Through her filibuster, Texas State Sen. Wendy Davis managed to delay and publicize a bill winding through Texas's House of Representatives that would severely restrict that state's abortion access. But she and her fellow Democrats couldn't kill it. On Tuesday, the House of Representatives provisionally approved the bill by a vote of 98 to 49, along party lines, following a ten-hour debate flanked by activists on both sides. As The New York Times reports, the bill "sailed out of committee after thousands of people registered their positions and more than 500 people testified until 1:45 a.m. on Tuesday." A final, formal vote is scheduled for Wednesday, the AP reports, and it's expected to pass, then go to the Republican-majority Senate, where it will likely pass as well.
The two camps demonstrating outside the House were easy to distinguish, as supporters of the bill wore blue and opponents wore orange. Some House Democrats and female Republicans opposed to the bill carried coat hangers with them to the podium to speak against it, symbolizing the dangerous at-home abortions they say will take place if abortion clinics close.

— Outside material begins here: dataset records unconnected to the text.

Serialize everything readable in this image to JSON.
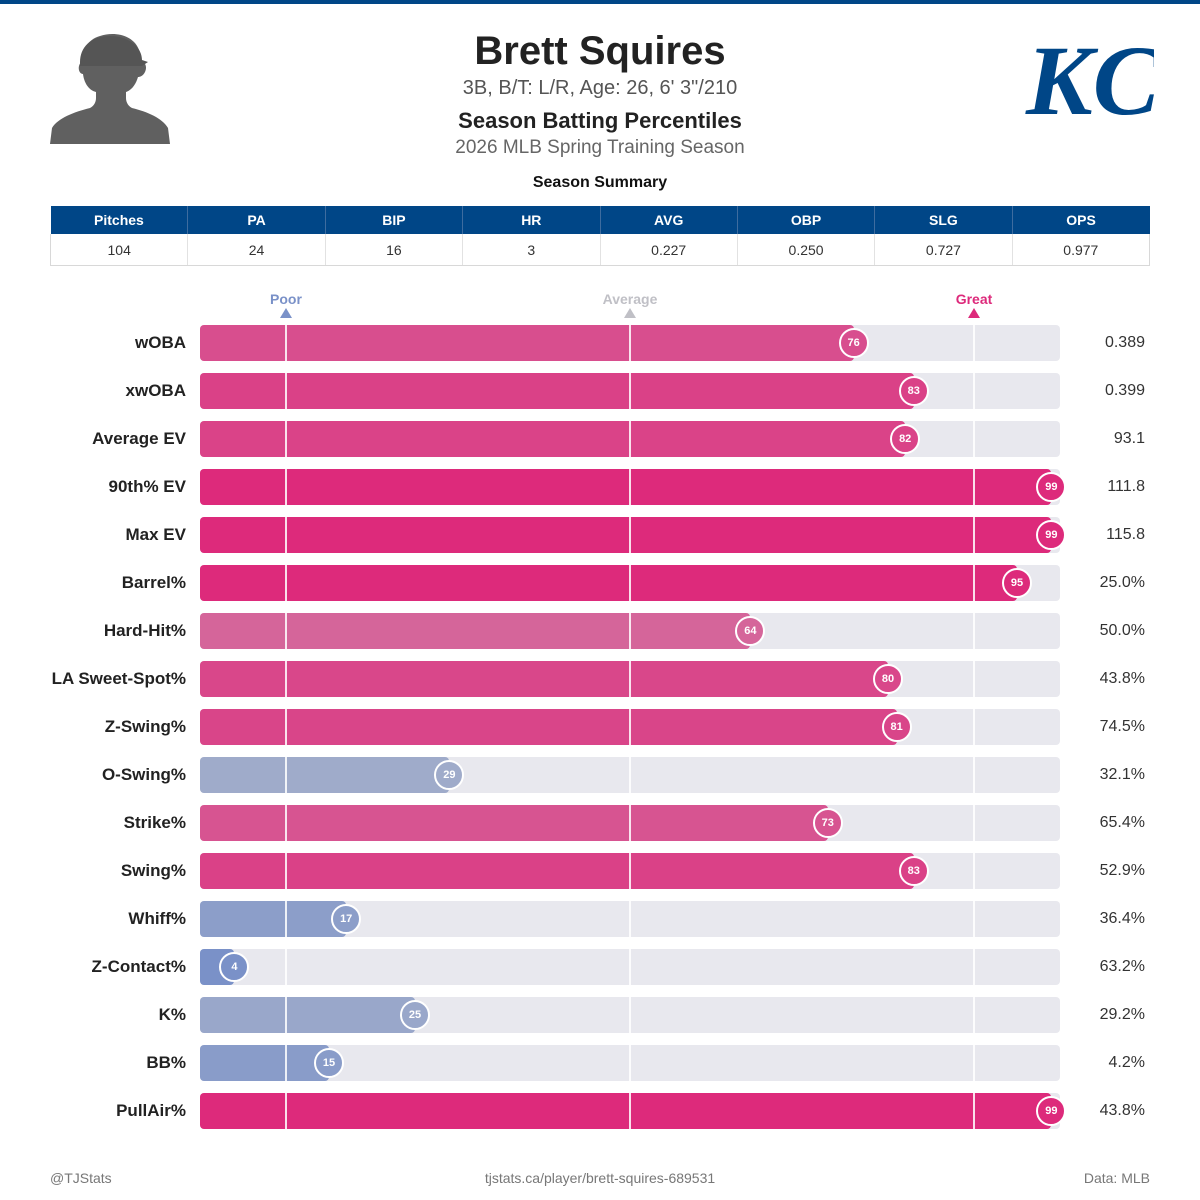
{
  "header": {
    "player_name": "Brett Squires",
    "player_info": "3B, B/T: L/R, Age: 26, 6' 3\"/210",
    "section_title": "Season Batting Percentiles",
    "season_label": "2026 MLB Spring Training Season",
    "logo_text": "KC"
  },
  "summary": {
    "title": "Season Summary",
    "columns": [
      "Pitches",
      "PA",
      "BIP",
      "HR",
      "AVG",
      "OBP",
      "SLG",
      "OPS"
    ],
    "values": [
      "104",
      "24",
      "16",
      "3",
      "0.227",
      "0.250",
      "0.727",
      "0.977"
    ]
  },
  "scale": {
    "poor": "Poor",
    "average": "Average",
    "great": "Great",
    "poor_pct": 10,
    "average_pct": 50,
    "great_pct": 90
  },
  "colors": {
    "brand": "#004687",
    "poor": "#7a91c8",
    "average": "#c7c7cd",
    "great": "#dd2a7b",
    "track": "#e8e8ee"
  },
  "chart_data": {
    "type": "bar",
    "orientation": "horizontal",
    "title": "Season Batting Percentiles",
    "categories": [
      "wOBA",
      "xwOBA",
      "Average EV",
      "90th% EV",
      "Max EV",
      "Barrel%",
      "Hard-Hit%",
      "LA Sweet-Spot%",
      "Z-Swing%",
      "O-Swing%",
      "Strike%",
      "Swing%",
      "Whiff%",
      "Z-Contact%",
      "K%",
      "BB%",
      "PullAir%"
    ],
    "percentiles": [
      76,
      83,
      82,
      99,
      99,
      95,
      64,
      80,
      81,
      29,
      73,
      83,
      17,
      4,
      25,
      15,
      99
    ],
    "values": [
      "0.389",
      "0.399",
      "93.1",
      "111.8",
      "115.8",
      "25.0%",
      "50.0%",
      "43.8%",
      "74.5%",
      "32.1%",
      "65.4%",
      "52.9%",
      "36.4%",
      "63.2%",
      "29.2%",
      "4.2%",
      "43.8%"
    ],
    "xlim": [
      0,
      100
    ]
  },
  "footer": {
    "handle": "@TJStats",
    "url": "tjstats.ca/player/brett-squires-689531",
    "source": "Data: MLB"
  }
}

The bill would "require doctors to have admitting privileges at nearby hospitals, only allow abortions in surgical centers, dictate when abortion pills are taken and ban abortions after 20 weeks," the AP reports. The restrictions "essentially would shut down most abortion clinics in Texas," according to the Fort Worth Star Telegram, which added that final approval in the House could come as early as today.